Solving parity games is an intriguing problem that combines practical relevance with a long standing academic challenge. Its practical relevance is drawn from its prime position as the most difficult and most expensive step in automatically constructing (synthesis) and proving the correctness (model checking) of safety critical systems. It has further applications in the evaluation of nested fixed points and tropical algebra.

It is academically intriguing, because the complexity of solving parity games is a long standing challenge. The theoretical understanding of the computational complexity of solving parity games is a coveted prize since the algorithmic challenge of solving parity games efficiently first arose as a fundamental and impactful open problem posed in the early 1990s. For example, the existence of a polynomial-time algorithm has been recently listed as one of the six most important open problems in the Automata Column of the ACM SIGLOG News.

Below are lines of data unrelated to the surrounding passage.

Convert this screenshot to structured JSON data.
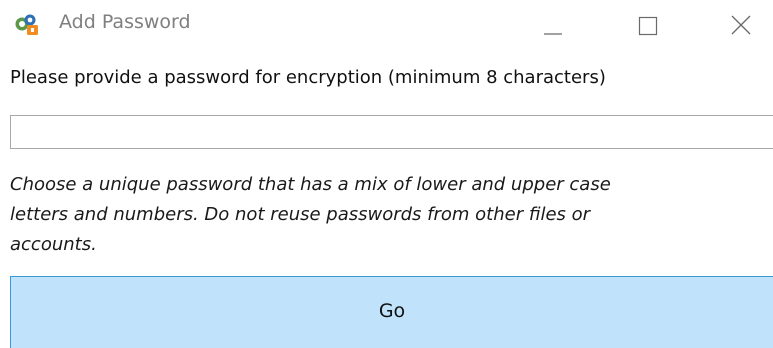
{
  "window": {
    "title": "Add Password",
    "icon": "app-logo-icon",
    "controls": [
      "minimize-icon",
      "maximize-icon",
      "close-icon"
    ]
  },
  "form": {
    "prompt": "Please provide a password for encryption (minimum 8 characters)",
    "password_value": "",
    "advice_lines": [
      "Choose a unique password that has a mix of lower and upper case",
      "letters and numbers. Do not reuse passwords from other files or",
      "accounts."
    ],
    "submit_label": "Go"
  },
  "colors": {
    "title_text": "#7f7f7f",
    "button_fill": "#c0e3fb",
    "button_border": "#3c98d6",
    "field_border": "#a8a8a8"
  }
}
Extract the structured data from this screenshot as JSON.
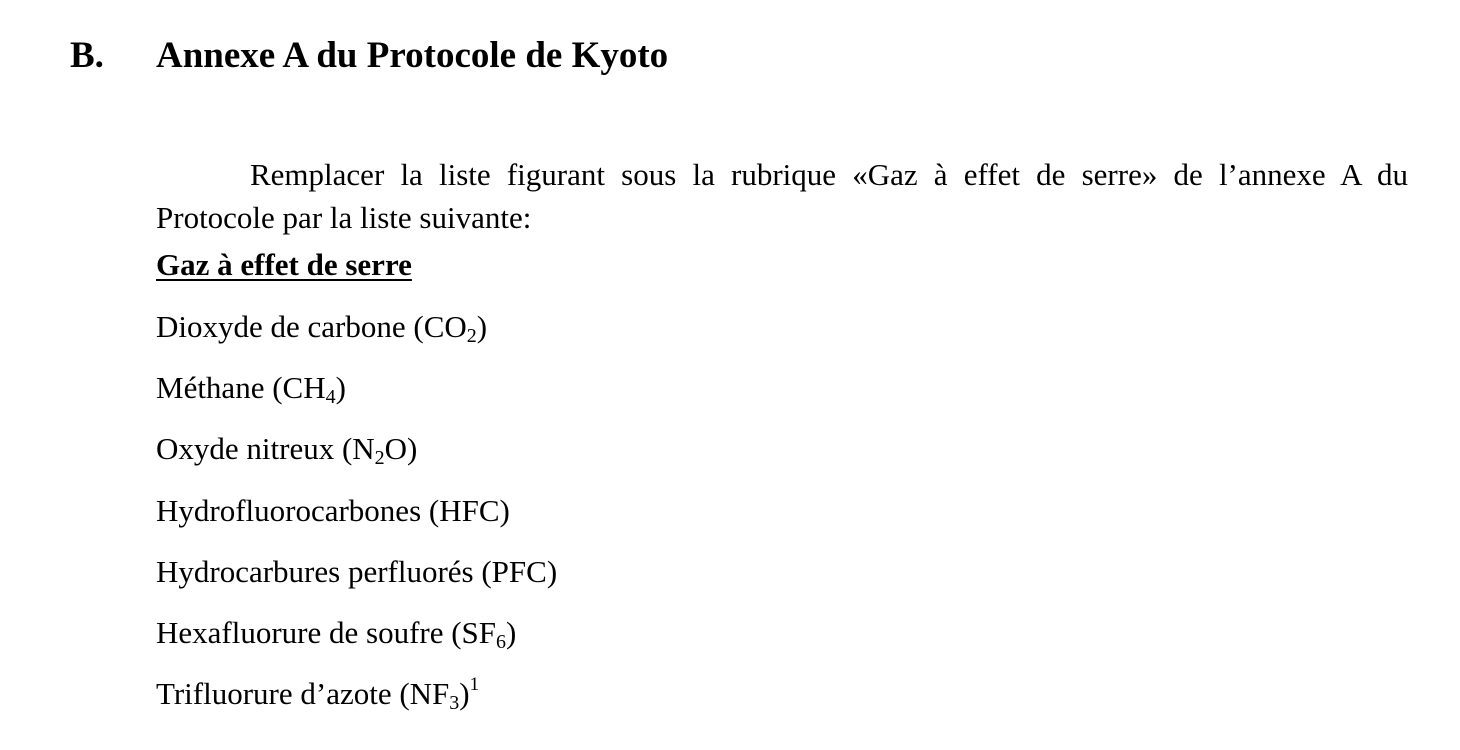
{
  "section": {
    "number": "B.",
    "title": "Annexe A du Protocole de Kyoto"
  },
  "paragraph": "Remplacer la liste figurant sous la rubrique «Gaz à effet de serre» de l’annexe A du Protocole par la liste suivante:",
  "list_heading": "Gaz à effet de serre",
  "gases": [
    {
      "name": "Dioxyde de carbone (CO",
      "sub": "2",
      "after": ")",
      "note": ""
    },
    {
      "name": "Méthane (CH",
      "sub": "4",
      "after": ")",
      "note": ""
    },
    {
      "name": "Oxyde nitreux (N",
      "sub": "2",
      "after": "O)",
      "note": ""
    },
    {
      "name": "Hydrofluorocarbones (HFC)",
      "sub": "",
      "after": "",
      "note": ""
    },
    {
      "name": "Hydrocarbures perfluorés (PFC)",
      "sub": "",
      "after": "",
      "note": ""
    },
    {
      "name": "Hexafluorure de soufre (SF",
      "sub": "6",
      "after": ")",
      "note": ""
    },
    {
      "name": "Trifluorure d’azote (NF",
      "sub": "3",
      "after": ")",
      "note": "1"
    }
  ]
}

This high-risk project will attempt to show that solving parity games is computationally cheap.

Attempting this challenge is bold (as it should be for a New Horizons project), but it is also timely: while five years ago all algorithms were exponential, a number of different approaches that are merely quasi-polynomial have recently been established. This makes the attempt to tear down the last barrier to polynomial time, and thus to efficient algorithms, is within reach for the first time.

While the project is driven by scientific curiosity, it also feeds the conveyor belt of achieving higher technology readiness levels in follow-up research: once tractable algorithms are established in principle, highly efficient algorithms follow in due course, and they will help creating faster model checking and synthesis tools, and ultimately contributing to safer and better software.